Countering the AI opponent's attacks are made difficult with the controller. The standard PlayStation controller is not my favorite controller out there, but KO Kings 2001 depends heavily on all the buttons. Standard head punches are thrown with the O, X, square, and triangle buttons. Body shots are made by using the same buttons in combination with the L2 button. A lunge punch or haymaker to the head is performed with the 4 buttons and the R2 button, whereas lunge punches and haymakers to the body are performed with the 4 buttons and the L2 and R2 buttons. Defensively, other multiple button combos create different moves. The more complex combinations are difficult to pull off in the ring. To EA's credit, they did what they could with what was given to them by Sony. However, they can be faulted for controls that are somewhat unresponsive at times. To push an opponent away, you must press the L1 button and move the digital pad to the right. More times than not, my boxer would just stand there absorbing hits. Likewise, clinches, which requires the L1 and R1 buttons to be pressed, were difficult to initiate.

Replay Value : 80
Compared to previous editions of Knockout Kings, this one is the best yet. It offers more realistic boxing. Making it to the top in the career mode is difficult and adds replay value. The clean graphics, animations, and sound form a complete presentation package that brings you back. The improved gameplay just seals the fate of this game. It's fun and more involved than a pure arcade boxing game like Ready 2 Rumble.

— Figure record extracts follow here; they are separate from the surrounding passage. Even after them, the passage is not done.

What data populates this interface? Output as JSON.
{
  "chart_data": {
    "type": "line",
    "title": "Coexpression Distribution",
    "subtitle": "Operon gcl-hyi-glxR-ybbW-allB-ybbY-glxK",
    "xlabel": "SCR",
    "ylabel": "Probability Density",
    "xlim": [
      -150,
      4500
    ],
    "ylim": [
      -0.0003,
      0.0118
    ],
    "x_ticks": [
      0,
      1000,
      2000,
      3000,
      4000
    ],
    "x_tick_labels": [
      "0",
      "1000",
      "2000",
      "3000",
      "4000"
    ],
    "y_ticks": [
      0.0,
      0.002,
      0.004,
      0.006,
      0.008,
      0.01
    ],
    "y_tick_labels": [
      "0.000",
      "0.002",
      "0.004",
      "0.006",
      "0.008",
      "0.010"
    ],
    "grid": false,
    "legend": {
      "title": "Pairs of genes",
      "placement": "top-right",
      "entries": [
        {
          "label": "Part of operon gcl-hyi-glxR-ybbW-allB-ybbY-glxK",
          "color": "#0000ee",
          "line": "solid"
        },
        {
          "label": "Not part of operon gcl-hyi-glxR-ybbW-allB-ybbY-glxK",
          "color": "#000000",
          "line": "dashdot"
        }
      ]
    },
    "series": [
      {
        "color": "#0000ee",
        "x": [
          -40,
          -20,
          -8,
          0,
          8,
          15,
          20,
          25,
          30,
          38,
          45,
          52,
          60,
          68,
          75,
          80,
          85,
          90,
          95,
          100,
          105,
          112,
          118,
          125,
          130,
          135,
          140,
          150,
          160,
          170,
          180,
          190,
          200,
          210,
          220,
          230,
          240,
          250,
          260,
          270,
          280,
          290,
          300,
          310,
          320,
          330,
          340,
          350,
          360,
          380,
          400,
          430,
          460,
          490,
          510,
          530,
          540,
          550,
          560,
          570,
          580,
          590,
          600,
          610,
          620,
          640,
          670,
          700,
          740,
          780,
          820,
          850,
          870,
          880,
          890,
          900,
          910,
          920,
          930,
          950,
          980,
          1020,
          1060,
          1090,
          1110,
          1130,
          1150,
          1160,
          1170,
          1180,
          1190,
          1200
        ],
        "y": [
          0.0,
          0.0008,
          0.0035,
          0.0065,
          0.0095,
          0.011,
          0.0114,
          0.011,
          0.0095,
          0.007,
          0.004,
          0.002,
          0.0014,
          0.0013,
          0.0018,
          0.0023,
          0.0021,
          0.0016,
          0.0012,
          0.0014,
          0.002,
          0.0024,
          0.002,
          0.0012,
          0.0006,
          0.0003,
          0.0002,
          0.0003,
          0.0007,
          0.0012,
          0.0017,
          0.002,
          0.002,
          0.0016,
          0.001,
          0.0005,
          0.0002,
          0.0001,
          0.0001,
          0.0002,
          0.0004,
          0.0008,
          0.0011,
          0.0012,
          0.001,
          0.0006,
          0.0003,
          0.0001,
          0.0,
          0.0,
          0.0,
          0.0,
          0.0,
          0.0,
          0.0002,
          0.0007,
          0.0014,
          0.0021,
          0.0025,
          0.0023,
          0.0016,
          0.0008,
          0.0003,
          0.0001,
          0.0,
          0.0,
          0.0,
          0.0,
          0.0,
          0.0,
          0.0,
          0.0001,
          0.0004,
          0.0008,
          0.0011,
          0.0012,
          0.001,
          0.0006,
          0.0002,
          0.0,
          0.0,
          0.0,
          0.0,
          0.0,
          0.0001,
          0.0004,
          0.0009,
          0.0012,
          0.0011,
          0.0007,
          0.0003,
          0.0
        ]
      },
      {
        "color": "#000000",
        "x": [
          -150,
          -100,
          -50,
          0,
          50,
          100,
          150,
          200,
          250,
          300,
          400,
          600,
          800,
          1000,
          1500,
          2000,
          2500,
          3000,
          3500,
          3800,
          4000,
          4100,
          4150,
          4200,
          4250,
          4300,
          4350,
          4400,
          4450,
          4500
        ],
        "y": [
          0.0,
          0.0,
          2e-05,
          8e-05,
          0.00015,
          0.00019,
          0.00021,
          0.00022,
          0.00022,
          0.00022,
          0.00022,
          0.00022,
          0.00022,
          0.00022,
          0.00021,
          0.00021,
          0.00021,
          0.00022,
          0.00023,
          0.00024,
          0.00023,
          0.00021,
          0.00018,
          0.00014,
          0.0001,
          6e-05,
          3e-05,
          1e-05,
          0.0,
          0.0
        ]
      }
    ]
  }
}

Even after you complete the career mode, you can go back and try the game over and over. By creating boxers in this mode, you have 3 weight classes and nearly infinite combinations of boxers. I've been finding the career mode to be more difficult than in the previous version, which means I'll be playing it longer.

Overall : 85
I certainly like what I see. In fact, I like it so much I'm now anxious to see how it plays on Sony's new PlayStation 2. While the graphics look great in the PlayStation version of the game, I am giddy as I look forward to the PS2 version. The gameplay and AI is solid, albeit a little aggressive. For some reason I've never been much of a fighting game fan. However, I've always loved boxing titles, dating back to the Activision Boxing on the Atari 2600. Knockout Kings 2001 clearly has that one beat, and right now it is the best boxing title on the PlayStation.